The purpose of this study was to apply automatic machine learning on routine pre procedure MR to predict treatment response of patients with hepatocellular carcinoma (HCC) following transcatheter arterial chemoembolization (TACE). 212 patients with histologically confirmed singe-lesion HCC who only underwent one TACE procedure with available pre and post procedure MR scans were identified from one large academic institution from 2008 to 2018. The preoperative MR examination including T1-contrast-enhanced sequences (T1C) and T2-weighted sequence (T2WI) were manually segmented using 3D Slicer software.
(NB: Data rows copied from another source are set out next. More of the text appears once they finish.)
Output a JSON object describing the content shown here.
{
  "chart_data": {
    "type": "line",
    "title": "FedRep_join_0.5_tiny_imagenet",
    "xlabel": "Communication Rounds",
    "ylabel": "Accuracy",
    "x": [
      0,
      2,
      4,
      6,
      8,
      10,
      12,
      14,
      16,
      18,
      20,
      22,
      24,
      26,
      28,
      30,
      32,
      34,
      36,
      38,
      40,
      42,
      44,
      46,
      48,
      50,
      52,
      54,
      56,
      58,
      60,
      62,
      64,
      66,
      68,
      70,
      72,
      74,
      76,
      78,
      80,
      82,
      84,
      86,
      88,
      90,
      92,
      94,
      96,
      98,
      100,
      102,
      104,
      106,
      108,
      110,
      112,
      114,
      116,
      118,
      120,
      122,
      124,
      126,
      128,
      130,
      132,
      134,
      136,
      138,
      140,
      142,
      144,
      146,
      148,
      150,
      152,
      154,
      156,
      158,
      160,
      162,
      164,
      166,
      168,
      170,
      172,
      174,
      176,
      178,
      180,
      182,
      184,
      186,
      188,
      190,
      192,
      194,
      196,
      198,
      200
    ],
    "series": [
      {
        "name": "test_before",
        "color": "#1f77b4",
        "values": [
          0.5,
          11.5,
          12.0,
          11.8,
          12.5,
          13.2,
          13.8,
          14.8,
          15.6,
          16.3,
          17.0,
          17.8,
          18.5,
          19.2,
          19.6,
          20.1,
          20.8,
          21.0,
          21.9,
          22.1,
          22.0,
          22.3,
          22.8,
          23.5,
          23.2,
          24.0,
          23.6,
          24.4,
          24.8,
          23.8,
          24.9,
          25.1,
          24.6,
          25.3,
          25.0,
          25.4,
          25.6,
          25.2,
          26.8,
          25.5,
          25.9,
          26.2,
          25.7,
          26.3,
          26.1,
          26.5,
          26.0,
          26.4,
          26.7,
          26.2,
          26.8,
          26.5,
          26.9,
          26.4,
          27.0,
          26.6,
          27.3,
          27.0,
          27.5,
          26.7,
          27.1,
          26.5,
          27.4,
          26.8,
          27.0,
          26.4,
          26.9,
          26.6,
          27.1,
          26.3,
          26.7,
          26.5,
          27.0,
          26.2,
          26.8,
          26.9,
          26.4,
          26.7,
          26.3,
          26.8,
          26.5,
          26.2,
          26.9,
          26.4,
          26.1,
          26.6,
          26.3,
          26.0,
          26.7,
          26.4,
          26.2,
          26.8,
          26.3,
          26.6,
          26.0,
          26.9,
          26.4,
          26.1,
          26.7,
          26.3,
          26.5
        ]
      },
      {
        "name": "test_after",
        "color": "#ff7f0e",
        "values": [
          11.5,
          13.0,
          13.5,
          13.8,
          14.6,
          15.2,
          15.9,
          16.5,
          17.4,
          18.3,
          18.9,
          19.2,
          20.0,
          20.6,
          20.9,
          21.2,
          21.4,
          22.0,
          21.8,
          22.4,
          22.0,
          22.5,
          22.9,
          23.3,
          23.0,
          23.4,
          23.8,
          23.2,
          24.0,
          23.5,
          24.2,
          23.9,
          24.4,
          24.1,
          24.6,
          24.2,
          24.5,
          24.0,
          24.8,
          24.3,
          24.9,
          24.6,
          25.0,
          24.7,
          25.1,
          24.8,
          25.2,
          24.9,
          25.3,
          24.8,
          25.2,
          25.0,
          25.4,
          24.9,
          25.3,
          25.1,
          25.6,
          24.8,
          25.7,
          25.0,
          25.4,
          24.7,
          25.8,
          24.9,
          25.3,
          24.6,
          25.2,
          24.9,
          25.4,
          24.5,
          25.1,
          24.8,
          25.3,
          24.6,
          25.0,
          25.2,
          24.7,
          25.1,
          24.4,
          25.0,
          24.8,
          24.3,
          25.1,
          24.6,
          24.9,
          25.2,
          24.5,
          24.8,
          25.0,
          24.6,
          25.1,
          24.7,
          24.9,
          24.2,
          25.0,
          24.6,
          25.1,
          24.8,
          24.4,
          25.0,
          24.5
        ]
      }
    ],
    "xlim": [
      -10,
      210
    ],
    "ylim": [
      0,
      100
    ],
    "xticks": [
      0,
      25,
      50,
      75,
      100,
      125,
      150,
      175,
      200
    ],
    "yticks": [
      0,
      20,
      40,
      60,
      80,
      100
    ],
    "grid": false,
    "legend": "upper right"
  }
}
For each image space, 56 non-texture (morphology and intensity-based) and 94 texture features were extracted according to the guidelines defined by the Image Biomarker Standardization Initiative. Each of the 94 texture features were computed 32 times using all possible combinations of the following extraction parameters, a process known as “texture optimization”: (i) isotropic voxels of size 1 mm, 2 mm, 3 mm, and 4 mm, (ii) fixed bin number (FBN) discretization algorithm, with and without equalization, (iii) the number of gray levels of 8, 16, 32, and 64 for FBN for a total of (56 + 32*94), or 3064 radiomics features. All the features were normalized and features from T1C and T2WI were combined with 41 clinical variables to be inputted into TPOT, a Tree-Based Pipeline Optimization Tool that chooses the most optimal machine learning pipeline for an inputted dataset through genetic programming, to predict complete response (CR) vs. partial, stable or progressive disease (Non-CR) according to modified RECIST criteria. Among the 212 patients, 126 patients achieved CR and 86 non-CR. The dataset was randomly divided into 70% training and 30% testing set. After running TPOT (generation=50, population_size=100, cv=5, scoring=“balanced_accuracy”), the final cross-validation score was 0.68. The best model achieved validation accuracy of 75.0% (AUC=0.72) with 87.2% sensitivity and 0.56 specificity. Our preliminary results demonstrate automatic machine learning based on routine pre procedure MR can predict response after TACE with good accuracy. Further validation is needed in a larger multi-institutional cohort.